Anyway, they’re growing and changing on a daily basis. It’s funny–sometimes months go by and they sort of hang out, staying mostly the same. And then there’s a huge explosion of new skills, new ideas, new language. I’m told, by all of those experts, that they’re probably getting taller in between those explosions but I’ve never checked.
Wesley was not feeling well yesterday–poor boy, being so sad on his birthday. He had a fever and was clingy and cranky and generally unhappy. But he is feeling better today!
So, Grandma and Grandpa S sent Wesley a birthday present. There were two tissue-paper-wrapped packages inside–one for Wesley, one that was marked “For Mary.”
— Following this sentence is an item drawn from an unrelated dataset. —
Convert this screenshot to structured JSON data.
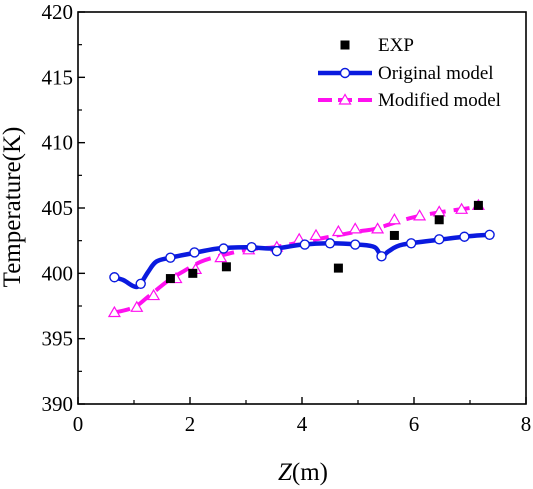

Wesley picked up the one marked for Mary, looked at it, and handed it to her and said, “It’s for Mary.”
Was this coincidence? Or did he read the M? (He knows that her name starts with M, probably, because she spells it a lot. But does he know what an M looks like?)
When we visited Michigan, less than a month ago, Wesley only said a few words–“mama,” “dada” [kind of], “Mary” [“May-ee”],”bottle,” and “go.” Sometimes “no.” Which means both “no” and “yes.”
His vocabulary, in the last couple of weeks, has just exploded. Things he has said include: “string cheese” [one of his favorite phrases], “ready get up,” “pick up,” “snuggle,” “give me,” “these,” “book,” “go bed,” “water,” “drink,” “some,” and “monkey.” Oh, and “thank you,” which he said when I gave him a piece of string cheese. He’s also started helping me unload the silverware from the dishwasher; he takes out the forks and spoons and whatnot one at a time and hands them to me, and then he grins when I say “Thank you!” He is fearless riding the little dolphin-on-a-spring toy at the playground and is really good at balancing on it. I just can’t get over how much he’s changed in the last month–walking, talking.
Mary is impressed by it, too. She said, “Wesley learning to talk?” I agreed that he was, and she said, “That’s so cute!”
Only a couple of steps at a time so far, but Wesley is on his feet!